The Highlanders, waiting impatiently for the order to charge, were now beginning to get out of hand. Charles sent an order to Lord George Murray to advance, but the order was never received, as the officer who carried it was killed on his way by a cannon ball. Lochiel spoke to Lord George, and represented to him the necessity of attacking immediately. As they were speaking, the MacIntoshes broke out of the centre of the line, and advanced against the regiment opposite to them. A general advance was then ordered. The clansmen rushed forward with a shout through a storm of grape and musketry. As they passed Wolfe’s regiment, it poured its fire into their right flank, but they rushed on undaunted and attacked Barrel’s and Munro’s. Both battalions broke; two guns were captured; it looked for a moment as if Prestonpans were to be repeated. But the second line stood firm. Sempill’s regiment, which received the brunt of the attack, was drawn up as to receive cavalry – three deep, the front rank kneeling, the second bending forward, the third standing upright. The Highland attack, now broken and disordered, was received with a tremendous fire; the assailants fell in heaps in front of the bayonets; at last the survivors retreated in confusion. Bligh’s regiment was equally successful in repelling the attack of the centre. On the left the attack of the Jacobites was comparatively feeble. There is a well-known story to the effect that the Macdonalds  refused to take part in the fight, because they felt their honour insulted by being placed on the left of the line. [As to this story, see Johnstone’s Memoirs, p. 144, note.] It is said that the Duke of Perth entreated them in vain to advance, and told them that if they behaved with their usual valour they would make a right of the left, and he would call himself Macdonald; and that Keppoch rushed forward calling on them to follow him, and exclaiming, “My God! Have the children of my tribe forsaken me?” Be this as it may, they never crossed swords with the enemy, and, when the right and centre of the Prince’s army retreated, they joined in the flight.
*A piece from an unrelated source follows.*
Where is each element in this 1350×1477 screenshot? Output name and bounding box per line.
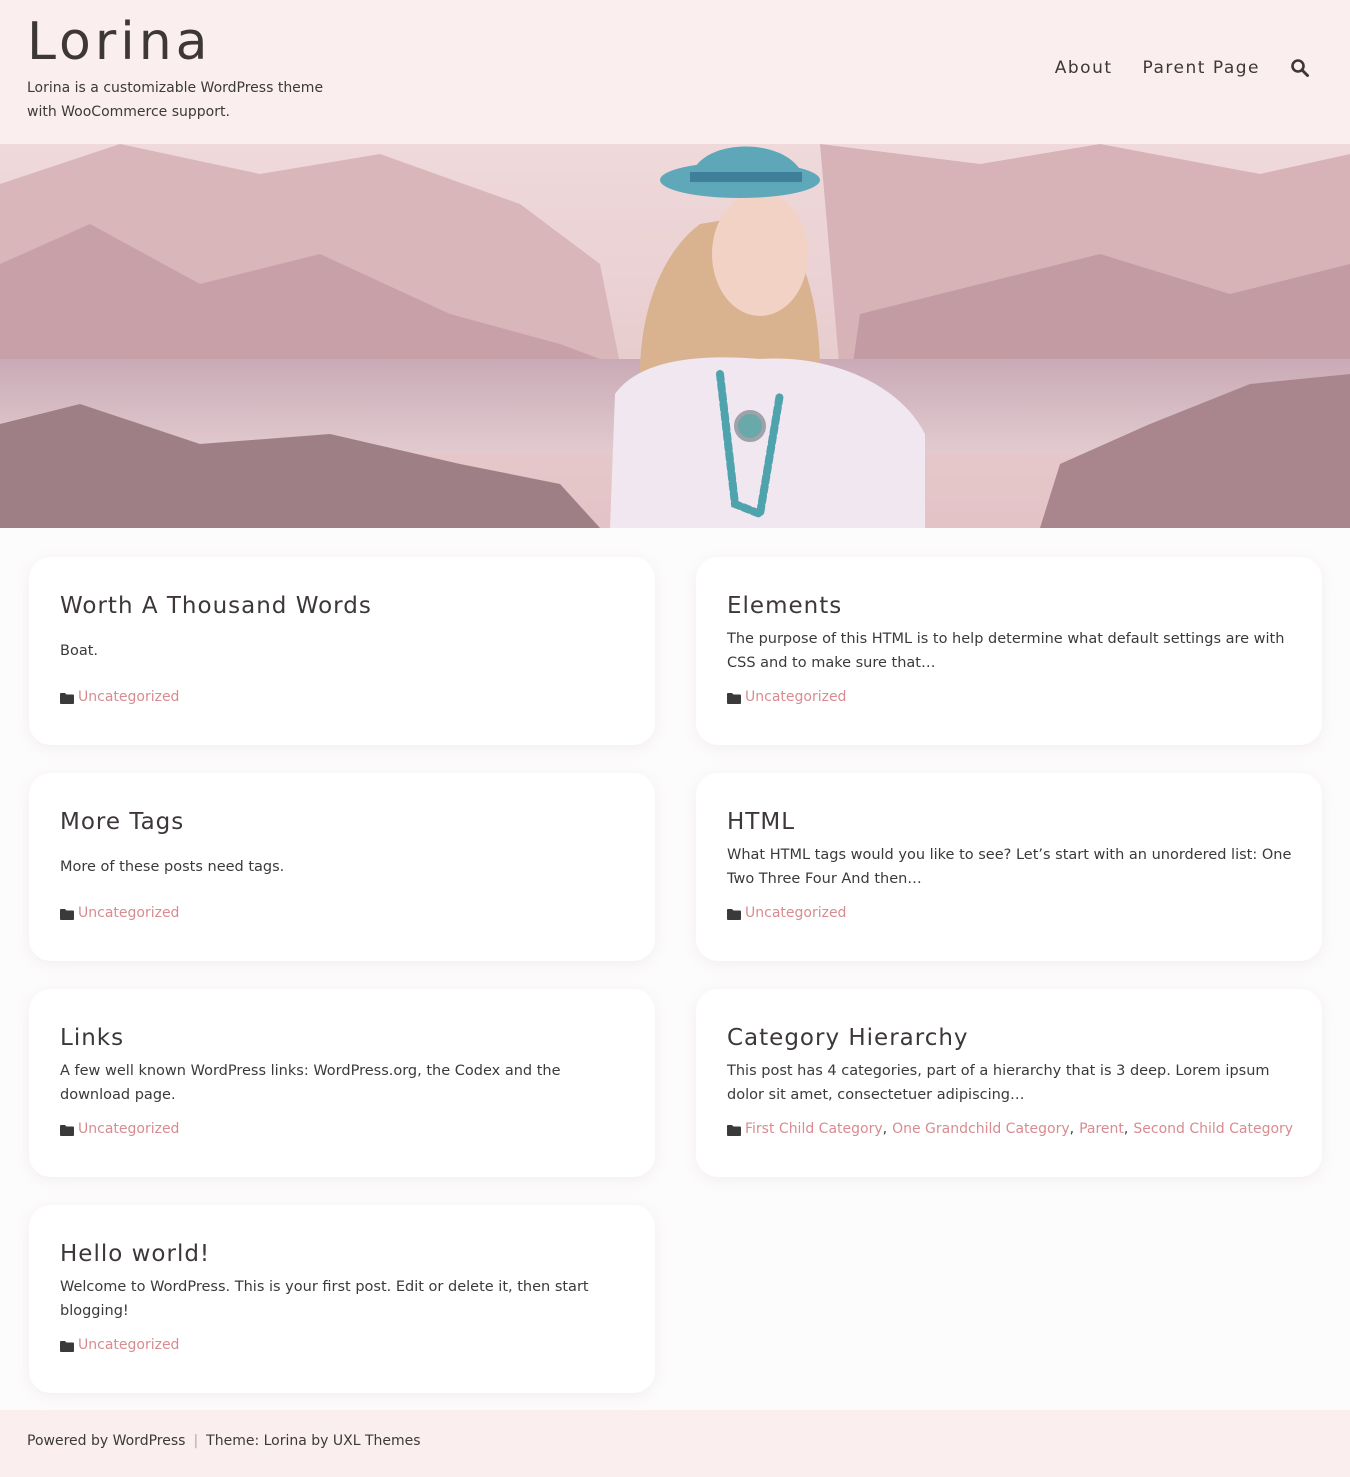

The whole affair was over in twenty-five minutes. When the first line of the Highlanders gave way, the Royal army did not pursue immediately. The infantry were ordered to remain in position and dress their ranks. The pursuit was begun by the cavalry on Cumberland’s right flank, who were gallantly checked by the Irish. At last a general advance was ordered; the Jacobite army broke up into groups, and their retreat became a flight. The greater part fled towards Badenoch and the hills, the remainder towards Inverness. The Royal cavalry pursued the fugitives for miles, and did great execution. [The print here reproduced represents various successive phases of the battle as if occurring simultaneously; thus in the centre the Highlanders are shown charging, while on the flanks the Royal cavalry are advancing for the pursuit. On the left of the picture Kerr’s and Cobham’s dragoons are forcing their way through the enclosure on the Jacobite’s right, the walls of which had previously been broken down to admit their passage. The descriptive letterpress appended to the picture differs in some details from Home.] 

The Battle of Culloden

It is said that while the left of the Jacobite line was yet unbroken, Lord Elcho begged the Prince to head a charge in person and retrieve the fortune of the day. Had he done so, the result would merely have been to add to the slaughter. Cumberland’s victory was complete. The insurgents lost about 1000 killed and wounded, and the whole of their cannon and baggage. The loss of the victors was reckoned at 310, including four officers killed and fourteen wounded.

Charles fled along the side of Loch Ness, and in the evening reached Gortleg, [Now called Gorthlick.] where he met Lord Lovat. Such of the fugitives as had kept together reached Ruthven on the 18th; there they received a message from the Prince to seek their own safety, and dispersed as best they could.